On top of that you may want to leverage some Azure specific capabilities - for example table storage, or queues, or interacting with your deployment - for which you might need to learn a few more APIs, but these aren't big, and are well thought of and kept quite simple, so there's not a bit learning curve. good architecture, of course, would look to abstract these away to prevent/reduce lock-in, but that's a design choice.

Outside the code, however, there's a bit more to think about - You'd like to think about your deployment - because RDP-ing into a machine and making changes that way takes away many of the benefits of PaaS - namely the ability of the platform to 'self-heal' by automatically re-deploying your application should a server fail. You would also like to think about monitoring - which would need to be done slightly differently.

Last - cloud enables different scenarios, and provides a scale-out model rather than a scale-up model, which you might want to take advantage of, but it might require doing things a little bit.

So - bottom line - yes - you could probably get an application in Azure very quickly, without really having learning much or anything, but to do things properly, and to really gain from the platform, you'd like to learn a bit more about it. good thing is - it's not much, and it all feels very familiar, just another 'framework' for .net (and Java, amongst others....)

Upvotes: 1

Craig
Craig

Reputation: 36816

You can just build a pretty vanilla web application with a SQL backend and get it to work on Azure with minimal Azure dependencies. This application will then be pretty portable to another server or cloud platform.

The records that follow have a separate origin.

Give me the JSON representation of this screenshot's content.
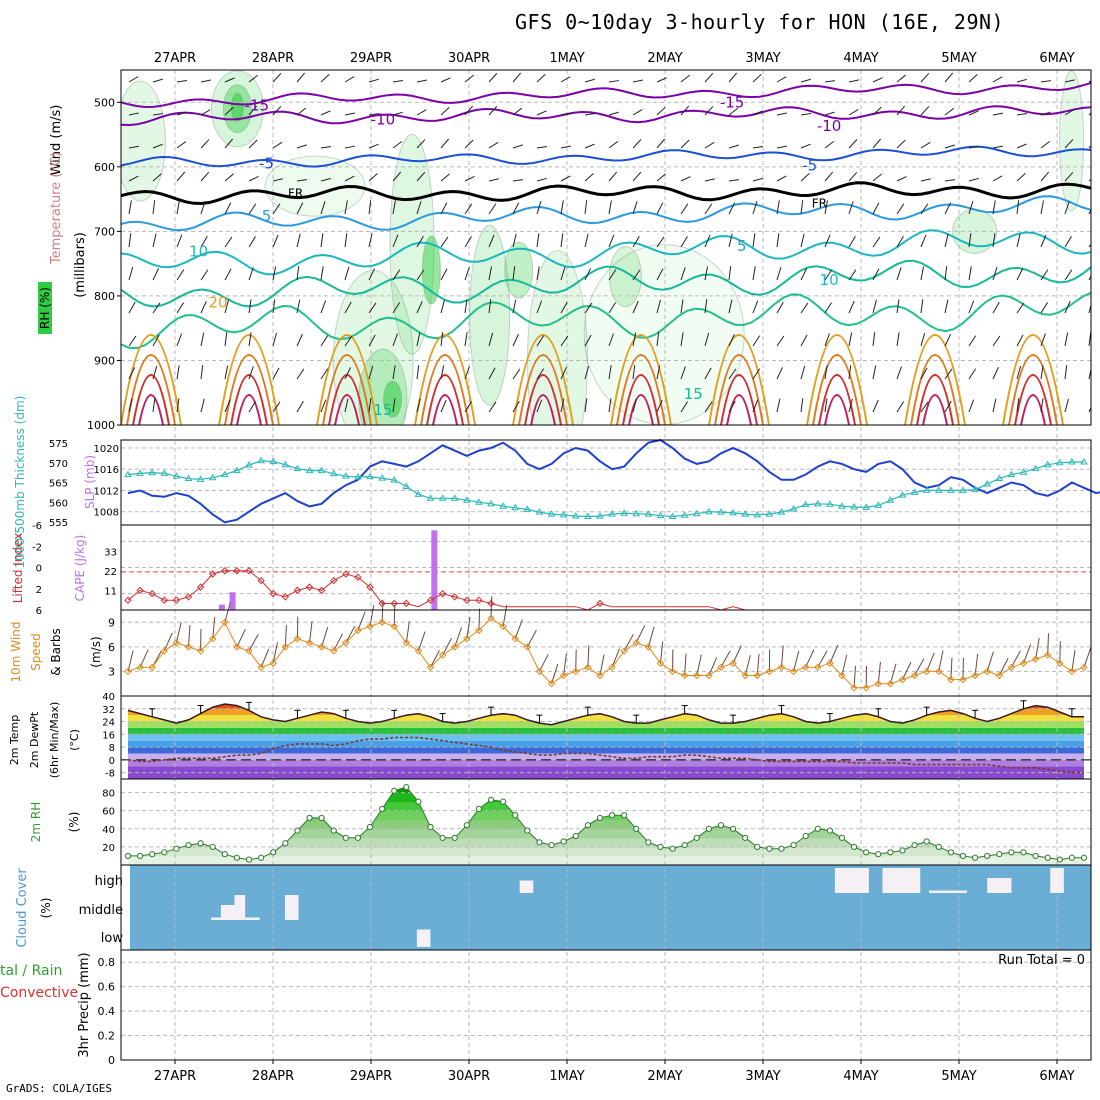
{
  "title": "GFS 0~10day 3-hourly for HON (16E, 29N)",
  "credit": "GrADS: COLA/IGES",
  "date_labels": [
    "27APR",
    "28APR",
    "29APR",
    "30APR",
    "1MAY",
    "2MAY",
    "3MAY",
    "4MAY",
    "5MAY",
    "6MAY"
  ],
  "colors": {
    "temperature_cold": "#7a00a8",
    "temperature_mid": "#1a4fd6",
    "temperature_warm": "#e0a020",
    "rh_fill": "#2ecc40",
    "slp_line": "#1f3fd0",
    "thickness_line": "#2ab7b7",
    "lifted_index": "#d03030",
    "cape_bar": "#c070f0",
    "wind_speed": "#e08a1a",
    "dewpoint": "#7a3b2e",
    "cloud_bg": "#6aaed6"
  },
  "chart_data": [
    {
      "panel": "upper-air",
      "type": "heatmap",
      "ylabel_parts": [
        "Wind (m/s)",
        "Temperature (°C)",
        "RH (%)",
        "(millibars)"
      ],
      "yticks": [
        500,
        600,
        700,
        800,
        900,
        1000
      ],
      "ylim": [
        1000,
        450
      ],
      "contour_labels": [
        {
          "label": "-15",
          "x": 0.14,
          "p": 505
        },
        {
          "label": "-15",
          "x": 0.63,
          "p": 500
        },
        {
          "label": "-10",
          "x": 0.27,
          "p": 527
        },
        {
          "label": "-10",
          "x": 0.73,
          "p": 537
        },
        {
          "label": "-5",
          "x": 0.15,
          "p": 595
        },
        {
          "label": "-5",
          "x": 0.71,
          "p": 598
        },
        {
          "label": "FR",
          "x": 0.18,
          "p": 640
        },
        {
          "label": "FR",
          "x": 0.72,
          "p": 655
        },
        {
          "label": "5",
          "x": 0.15,
          "p": 676
        },
        {
          "label": "5",
          "x": 0.64,
          "p": 723
        },
        {
          "label": "10",
          "x": 0.08,
          "p": 731
        },
        {
          "label": "10",
          "x": 0.73,
          "p": 775
        },
        {
          "label": "20",
          "x": 0.1,
          "p": 810
        },
        {
          "label": "15",
          "x": 0.27,
          "p": 977
        },
        {
          "label": "15",
          "x": 0.59,
          "p": 952
        }
      ]
    },
    {
      "panel": "thickness-slp",
      "type": "line",
      "ylabel_left": "1000-500mb Thickness (dm)",
      "ylabel_right": "SLP (mb)",
      "thickness_ticks": [
        555,
        560,
        565,
        570,
        575
      ],
      "slp_ticks": [
        1008,
        1012,
        1016,
        1020
      ],
      "series": [
        {
          "name": "SLP (mb)",
          "values": [
            1011.5,
            1012,
            1011,
            1010.8,
            1011.5,
            1011,
            1009.5,
            1007.5,
            1006,
            1006.5,
            1008,
            1009.5,
            1010.5,
            1011.5,
            1010,
            1009,
            1009.5,
            1011.5,
            1013,
            1014,
            1016.5,
            1017.5,
            1017,
            1016.5,
            1017.5,
            1019,
            1020.5,
            1019.5,
            1018.5,
            1019.5,
            1020,
            1021,
            1019.5,
            1017,
            1016,
            1017,
            1019,
            1020,
            1019.5,
            1017.5,
            1016,
            1016.5,
            1019,
            1021,
            1021.5,
            1020,
            1018,
            1017,
            1017.5,
            1019,
            1020,
            1019,
            1017.5,
            1015.5,
            1014,
            1014,
            1015,
            1016.5,
            1017.5,
            1017,
            1016,
            1015.5,
            1017,
            1017.5,
            1016,
            1013.5,
            1012.5,
            1013,
            1014.5,
            1014,
            1012.5,
            1011.5,
            1012.5,
            1013.5,
            1013,
            1011.5,
            1011,
            1012,
            1013.5,
            1012.5,
            1011.5,
            1012
          ]
        },
        {
          "name": "1000-500mb Thickness (dm)",
          "values": [
            567,
            567.3,
            567.5,
            567.3,
            566.6,
            566,
            565.8,
            566.2,
            567,
            568,
            569.4,
            570.5,
            570.3,
            569.5,
            568.5,
            568,
            568,
            567.2,
            566.6,
            566.4,
            566.5,
            566.1,
            565.6,
            564,
            562,
            561,
            561,
            561,
            560.5,
            560,
            559.6,
            559,
            558.6,
            558.2,
            557.5,
            557,
            556.8,
            556.5,
            556.4,
            556.5,
            557,
            557.2,
            557.1,
            557,
            556.6,
            556.4,
            556.7,
            557.1,
            557.6,
            557.5,
            557.3,
            557,
            556.8,
            557,
            557.5,
            558.3,
            559.4,
            559.6,
            559.5,
            559,
            558.8,
            558.7,
            559.2,
            560.5,
            561.8,
            562.5,
            563,
            563,
            563,
            563,
            563.2,
            564.6,
            566,
            567,
            567.6,
            568.5,
            569.5,
            570,
            570.2,
            570.2
          ]
        }
      ]
    },
    {
      "panel": "stability",
      "type": "bar",
      "ylabel_left": "Lifted Index",
      "ylabel_right": "CAPE (J/kg)",
      "li_ticks": [
        "6",
        "2",
        "0",
        "-2",
        "-6"
      ],
      "cape_ticks": [
        11,
        22,
        33
      ],
      "cape_bars": [
        {
          "x": 0.104,
          "value": 3
        },
        {
          "x": 0.115,
          "value": 10
        },
        {
          "x": 0.323,
          "value": 45
        }
      ],
      "series": [
        {
          "name": "Lifted Index",
          "values": [
            5,
            3.5,
            4,
            5,
            5,
            4.5,
            3,
            1,
            0.5,
            0.5,
            0.5,
            2,
            4,
            4.5,
            3.5,
            3,
            3.5,
            2,
            1,
            1.5,
            3,
            5.5,
            5.5,
            5.5,
            6,
            5,
            4,
            4.5,
            5,
            5,
            5.5,
            6,
            6,
            6,
            6,
            6,
            6,
            6,
            6.5,
            5.5,
            6,
            6,
            6,
            6,
            6,
            6,
            6,
            6,
            6,
            6.5,
            6,
            6.5,
            6.5,
            6.5,
            6.5,
            6.5,
            6.5,
            6.5,
            6.5,
            6.5,
            6.5,
            6.5,
            6.5,
            6.5,
            6.5,
            6.5,
            6.5,
            6.5,
            6.5,
            6.5,
            6.5,
            6.5,
            6.5,
            6.5,
            6.5,
            6.5,
            6.5,
            6.5,
            6.5,
            6.5
          ]
        }
      ]
    },
    {
      "panel": "wind10m",
      "type": "line",
      "ylabel_left": "10m Wind Speed & Barbs",
      "ylabel_unit": "(m/s)",
      "yticks": [
        3,
        6,
        9
      ],
      "ylim": [
        0,
        10.5
      ],
      "series": [
        {
          "name": "10m Wind Speed",
          "values": [
            3,
            3.5,
            3.5,
            5.5,
            6.5,
            6,
            5.5,
            7,
            9,
            6,
            5.5,
            3.5,
            4,
            6,
            7,
            6.5,
            6,
            5.5,
            6.5,
            8,
            8.5,
            9,
            8.5,
            6.5,
            5.5,
            3.5,
            5,
            6,
            7,
            8,
            9.5,
            8.5,
            7,
            6,
            3,
            1.5,
            2.5,
            3,
            3.5,
            2.5,
            3.5,
            5.5,
            6.5,
            6,
            4,
            3,
            2.5,
            2.5,
            2.5,
            3.5,
            4,
            2.5,
            2.5,
            3,
            3.5,
            3,
            3.5,
            3.5,
            4,
            2.5,
            1,
            1,
            1.5,
            1.5,
            2,
            2.5,
            3,
            3,
            2,
            2,
            2.5,
            3,
            2.5,
            3.5,
            4,
            4.5,
            5,
            4,
            3,
            3.5
          ]
        }
      ]
    },
    {
      "panel": "temperature2m",
      "type": "area",
      "ylabel_parts": [
        "2m Temp",
        "2m DewPt",
        "(6hr Min/Max)",
        "(°C)"
      ],
      "yticks": [
        -8,
        0,
        8,
        16,
        24,
        32,
        40
      ],
      "ylim": [
        -12,
        40
      ],
      "series": [
        {
          "name": "2m Temp",
          "values": [
            31,
            29,
            27,
            25,
            23,
            25,
            29,
            33,
            35,
            34,
            31,
            27,
            25,
            24,
            26,
            28,
            30,
            29,
            26,
            24,
            23,
            24,
            26,
            28,
            29,
            27,
            24,
            23,
            24,
            26,
            28,
            29,
            28,
            25,
            23,
            22,
            24,
            26,
            28,
            29,
            27,
            24,
            23,
            23,
            25,
            27,
            29,
            28,
            25,
            23,
            23,
            24,
            26,
            28,
            29,
            27,
            24,
            23,
            24,
            26,
            28,
            29,
            27,
            24,
            23,
            25,
            28,
            30,
            31,
            29,
            26,
            24,
            26,
            29,
            32,
            34,
            33,
            30,
            27,
            27
          ]
        },
        {
          "name": "2m DewPt",
          "values": [
            0,
            -1,
            -1,
            0,
            1,
            1,
            1,
            1,
            2,
            3,
            3,
            4,
            7,
            9,
            10,
            10,
            10,
            9,
            10,
            12,
            13,
            13,
            14,
            14,
            14,
            13,
            12,
            11,
            10,
            9,
            8,
            6,
            5,
            4,
            3,
            3,
            4,
            4,
            4,
            3,
            2,
            1,
            1,
            2,
            2,
            2,
            3,
            3,
            2,
            1,
            1,
            1,
            0,
            -1,
            -1,
            -1,
            -1,
            -1,
            -1,
            -1,
            -2,
            -2,
            -2,
            -2,
            -2,
            -3,
            -3,
            -3,
            -3,
            -3,
            -3,
            -3,
            -4,
            -5,
            -5,
            -5,
            -6,
            -7,
            -8,
            -8
          ]
        }
      ]
    },
    {
      "panel": "rh2m",
      "type": "area",
      "ylabel_left": "2m RH",
      "ylabel_unit": "(%)",
      "yticks": [
        20,
        40,
        60,
        80
      ],
      "ylim": [
        0,
        95
      ],
      "series": [
        {
          "name": "2m RH",
          "values": [
            10,
            10,
            12,
            14,
            18,
            22,
            24,
            20,
            12,
            8,
            6,
            8,
            14,
            24,
            38,
            52,
            52,
            38,
            30,
            30,
            42,
            62,
            82,
            86,
            70,
            42,
            30,
            30,
            44,
            62,
            72,
            70,
            55,
            38,
            25,
            22,
            26,
            32,
            44,
            52,
            55,
            55,
            40,
            25,
            20,
            18,
            22,
            30,
            40,
            44,
            40,
            30,
            20,
            18,
            18,
            22,
            32,
            40,
            38,
            30,
            20,
            14,
            12,
            14,
            16,
            22,
            26,
            20,
            14,
            10,
            8,
            10,
            12,
            14,
            14,
            10,
            8,
            6,
            8,
            8
          ]
        }
      ]
    },
    {
      "panel": "cloud",
      "type": "bar",
      "ylabel_left": "Cloud Cover",
      "ylabel_unit": "(%)",
      "level_labels": [
        "high",
        "middle",
        "low"
      ],
      "series": [
        {
          "name": "high",
          "blocks": [
            {
              "x0": 0.411,
              "x1": 0.425,
              "value": 50
            },
            {
              "x0": 0.736,
              "x1": 0.771,
              "value": 100
            },
            {
              "x0": 0.785,
              "x1": 0.824,
              "value": 100
            },
            {
              "x0": 0.833,
              "x1": 0.872,
              "value": 10
            },
            {
              "x0": 0.893,
              "x1": 0.918,
              "value": 60
            },
            {
              "x0": 0.958,
              "x1": 0.972,
              "value": 100
            }
          ]
        },
        {
          "name": "middle",
          "blocks": [
            {
              "x0": 0.093,
              "x1": 0.143,
              "value": 10
            },
            {
              "x0": 0.103,
              "x1": 0.117,
              "value": 60
            },
            {
              "x0": 0.117,
              "x1": 0.128,
              "value": 100
            },
            {
              "x0": 0.169,
              "x1": 0.183,
              "value": 100
            }
          ]
        },
        {
          "name": "low",
          "blocks": [
            {
              "x0": 0.305,
              "x1": 0.319,
              "value": 70
            }
          ]
        }
      ]
    },
    {
      "panel": "precip",
      "type": "bar",
      "ylabel_left_a": "tal / Rain",
      "ylabel_left_b": "Convective",
      "ylabel_mid": "3hr Precip (mm)",
      "yticks": [
        "0",
        "0.2",
        "0.4",
        "0.6",
        "0.8"
      ],
      "ylim": [
        0,
        0.9
      ],
      "annotation": "Run Total = 0",
      "values": []
    }
  ]
}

But like you have seen, there are a number of Azure specific features. But these are generally optional and you can do without them, although in building highly scalable sites they are useful.

Azure is a platform, so under normal circumstances you should not need to remote desktop in fiddle with stuff. RDP is really just for use in desperate debugging situations.

Upvotes: 0

Nestor
Nestor

Reputation: 13990

Changes to the ASP.NET application are minimal (for the most part the web application will just work in Azure) But you don't remote connect to deploy. You actually build a package (zip) with a manifest (xml) which has information about how to deploy your app, and you give it to Azure. In turn, Azure will take care of allocating servers and deploying your app.